その日の夜、魔術師ギルドの鑑定士の案内で、俺はユリアーナとロッテを伴ってこの地域の代官であるカール・ロッシュの屋敷を訪れていた。
 そう、ロッテに言い寄った挙句、誘拐まで企てた変態野郎のところだ。

「お待たせして申し訳ない。私がカール・ロッシュだ」

 太った中年オヤジを想像していたが、入ってきたのは二十代後半の好青年。
 歩く姿が颯爽としてさまになっている。

「ロッシュ様、ご無沙汰しております」

 鑑定士が即座に立ち上がって代官に深々と頭を下げた。
 俺たちも彼に続いて腰を浮かせたが、

「ああ、そのまま座っていてくれ」

 ロッシュが言葉と仕草で押しとどめた。
 椅子に腰を下ろしたロッシュに鑑定士が改めて挨拶をする。

「本日はお忙しい中お時間を頂き感謝申し上げます」
「そう畏まらないでくれ。堅苦しいのは苦手なんだ」

 権力者にありがちな高圧的な態度はなく、平民である鑑定士にも非常に気さくな対応をしている。
 正体を知らなければ騙されていたところだ。

 なによりも、ロッテを見ても顔色一つ変えずに挨拶を交わすあたり、メンタル面も相当に強そうだ。
 代官と二言三言、言葉を交わした鑑定士が俺を紹介する。

「こちらがお話し致しました、商人のシュラ・カンナギ殿でございます」
「初めまして、ロッシュ様。シュラ・カンナギです。隣に座っているのが妹のユリアーナ。その向こうが当商会で雇い入れたリーゼロッテです」

 ロッシュはユリアーナの美貌をひとしきり褒めると、『ところで』と視線をロッテに移した。
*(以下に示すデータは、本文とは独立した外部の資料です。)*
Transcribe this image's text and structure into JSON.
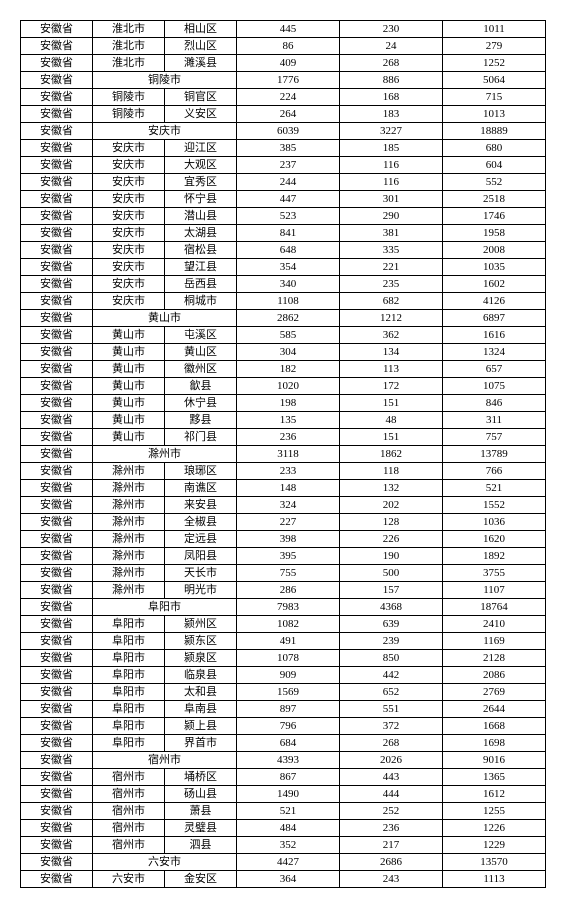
{
  "rows": [
    {
      "span": false,
      "c": [
        "安徽省",
        "淮北市",
        "相山区",
        "445",
        "230",
        "1011"
      ]
    },
    {
      "span": false,
      "c": [
        "安徽省",
        "淮北市",
        "烈山区",
        "86",
        "24",
        "279"
      ]
    },
    {
      "span": false,
      "c": [
        "安徽省",
        "淮北市",
        "濉溪县",
        "409",
        "268",
        "1252"
      ]
    },
    {
      "span": true,
      "c": [
        "安徽省",
        "铜陵市",
        "",
        "1776",
        "886",
        "5064"
      ]
    },
    {
      "span": false,
      "c": [
        "安徽省",
        "铜陵市",
        "铜官区",
        "224",
        "168",
        "715"
      ]
    },
    {
      "span": false,
      "c": [
        "安徽省",
        "铜陵市",
        "义安区",
        "264",
        "183",
        "1013"
      ]
    },
    {
      "span": true,
      "c": [
        "安徽省",
        "安庆市",
        "",
        "6039",
        "3227",
        "18889"
      ]
    },
    {
      "span": false,
      "c": [
        "安徽省",
        "安庆市",
        "迎江区",
        "385",
        "185",
        "680"
      ]
    },
    {
      "span": false,
      "c": [
        "安徽省",
        "安庆市",
        "大观区",
        "237",
        "116",
        "604"
      ]
    },
    {
      "span": false,
      "c": [
        "安徽省",
        "安庆市",
        "宜秀区",
        "244",
        "116",
        "552"
      ]
    },
    {
      "span": false,
      "c": [
        "安徽省",
        "安庆市",
        "怀宁县",
        "447",
        "301",
        "2518"
      ]
    },
    {
      "span": false,
      "c": [
        "安徽省",
        "安庆市",
        "潜山县",
        "523",
        "290",
        "1746"
      ]
    },
    {
      "span": false,
      "c": [
        "安徽省",
        "安庆市",
        "太湖县",
        "841",
        "381",
        "1958"
      ]
    },
    {
      "span": false,
      "c": [
        "安徽省",
        "安庆市",
        "宿松县",
        "648",
        "335",
        "2008"
      ]
    },
    {
      "span": false,
      "c": [
        "安徽省",
        "安庆市",
        "望江县",
        "354",
        "221",
        "1035"
      ]
    },
    {
      "span": false,
      "c": [
        "安徽省",
        "安庆市",
        "岳西县",
        "340",
        "235",
        "1602"
      ]
    },
    {
      "span": false,
      "c": [
        "安徽省",
        "安庆市",
        "桐城市",
        "1108",
        "682",
        "4126"
      ]
    },
    {
      "span": true,
      "c": [
        "安徽省",
        "黄山市",
        "",
        "2862",
        "1212",
        "6897"
      ]
    },
    {
      "span": false,
      "c": [
        "安徽省",
        "黄山市",
        "屯溪区",
        "585",
        "362",
        "1616"
      ]
    },
    {
      "span": false,
      "c": [
        "安徽省",
        "黄山市",
        "黄山区",
        "304",
        "134",
        "1324"
      ]
    },
    {
      "span": false,
      "c": [
        "安徽省",
        "黄山市",
        "徽州区",
        "182",
        "113",
        "657"
      ]
    },
    {
      "span": false,
      "c": [
        "安徽省",
        "黄山市",
        "歙县",
        "1020",
        "172",
        "1075"
      ]
    },
    {
      "span": false,
      "c": [
        "安徽省",
        "黄山市",
        "休宁县",
        "198",
        "151",
        "846"
      ]
    },
    {
      "span": false,
      "c": [
        "安徽省",
        "黄山市",
        "黟县",
        "135",
        "48",
        "311"
      ]
    },
    {
      "span": false,
      "c": [
        "安徽省",
        "黄山市",
        "祁门县",
        "236",
        "151",
        "757"
      ]
    },
    {
      "span": true,
      "c": [
        "安徽省",
        "滁州市",
        "",
        "3118",
        "1862",
        "13789"
      ]
    },
    {
      "span": false,
      "c": [
        "安徽省",
        "滁州市",
        "琅琊区",
        "233",
        "118",
        "766"
      ]
    },
    {
      "span": false,
      "c": [
        "安徽省",
        "滁州市",
        "南谯区",
        "148",
        "132",
        "521"
      ]
    },
    {
      "span": false,
      "c": [
        "安徽省",
        "滁州市",
        "来安县",
        "324",
        "202",
        "1552"
      ]
    },
    {
      "span": false,
      "c": [
        "安徽省",
        "滁州市",
        "全椒县",
        "227",
        "128",
        "1036"
      ]
    },
    {
      "span": false,
      "c": [
        "安徽省",
        "滁州市",
        "定远县",
        "398",
        "226",
        "1620"
      ]
    },
    {
      "span": false,
      "c": [
        "安徽省",
        "滁州市",
        "凤阳县",
        "395",
        "190",
        "1892"
      ]
    },
    {
      "span": false,
      "c": [
        "安徽省",
        "滁州市",
        "天长市",
        "755",
        "500",
        "3755"
      ]
    },
    {
      "span": false,
      "c": [
        "安徽省",
        "滁州市",
        "明光市",
        "286",
        "157",
        "1107"
      ]
    },
    {
      "span": true,
      "c": [
        "安徽省",
        "阜阳市",
        "",
        "7983",
        "4368",
        "18764"
      ]
    },
    {
      "span": false,
      "c": [
        "安徽省",
        "阜阳市",
        "颍州区",
        "1082",
        "639",
        "2410"
      ]
    },
    {
      "span": false,
      "c": [
        "安徽省",
        "阜阳市",
        "颍东区",
        "491",
        "239",
        "1169"
      ]
    },
    {
      "span": false,
      "c": [
        "安徽省",
        "阜阳市",
        "颍泉区",
        "1078",
        "850",
        "2128"
      ]
    },
    {
      "span": false,
      "c": [
        "安徽省",
        "阜阳市",
        "临泉县",
        "909",
        "442",
        "2086"
      ]
    },
    {
      "span": false,
      "c": [
        "安徽省",
        "阜阳市",
        "太和县",
        "1569",
        "652",
        "2769"
      ]
    },
    {
      "span": false,
      "c": [
        "安徽省",
        "阜阳市",
        "阜南县",
        "897",
        "551",
        "2644"
      ]
    },
    {
      "span": false,
      "c": [
        "安徽省",
        "阜阳市",
        "颍上县",
        "796",
        "372",
        "1668"
      ]
    },
    {
      "span": false,
      "c": [
        "安徽省",
        "阜阳市",
        "界首市",
        "684",
        "268",
        "1698"
      ]
    },
    {
      "span": true,
      "c": [
        "安徽省",
        "宿州市",
        "",
        "4393",
        "2026",
        "9016"
      ]
    },
    {
      "span": false,
      "c": [
        "安徽省",
        "宿州市",
        "埇桥区",
        "867",
        "443",
        "1365"
      ]
    },
    {
      "span": false,
      "c": [
        "安徽省",
        "宿州市",
        "砀山县",
        "1490",
        "444",
        "1612"
      ]
    },
    {
      "span": false,
      "c": [
        "安徽省",
        "宿州市",
        "萧县",
        "521",
        "252",
        "1255"
      ]
    },
    {
      "span": false,
      "c": [
        "安徽省",
        "宿州市",
        "灵璧县",
        "484",
        "236",
        "1226"
      ]
    },
    {
      "span": false,
      "c": [
        "安徽省",
        "宿州市",
        "泗县",
        "352",
        "217",
        "1229"
      ]
    },
    {
      "span": true,
      "c": [
        "安徽省",
        "六安市",
        "",
        "4427",
        "2686",
        "13570"
      ]
    },
    {
      "span": false,
      "c": [
        "安徽省",
        "六安市",
        "金安区",
        "364",
        "243",
        "1113"
      ]
    }
  ]
}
「リーゼロッテ嬢は従業員だろ? 何故同席を? いや、私としては美しいお嬢さんが同席してくれるのは嬉しいのだが、理由があるなら知りたいと思ってね」
「リーゼロッテはこのラタの街の孤児院にいたのですが、この度、当商会で雇い入れることとなりました。とは申しましても、未だ成人前のため形式上、私とユリアーナの兄妹として引き取らせて頂きました」

 違法にロッテを誘拐できないと悟ったロッシュの表情がわずかに歪んだ。
 誘拐が合法的かどうかは疑問が残るが、少なくとも俺の保護下にあるロッテを誘拐したら騎士団が出動できる。

 最悪はロッシュの雇用主である領主を動かされることになり兼ねない。
 そんな事態にならないまでも、騎士団に弱みを握られるのは面白くないだろう。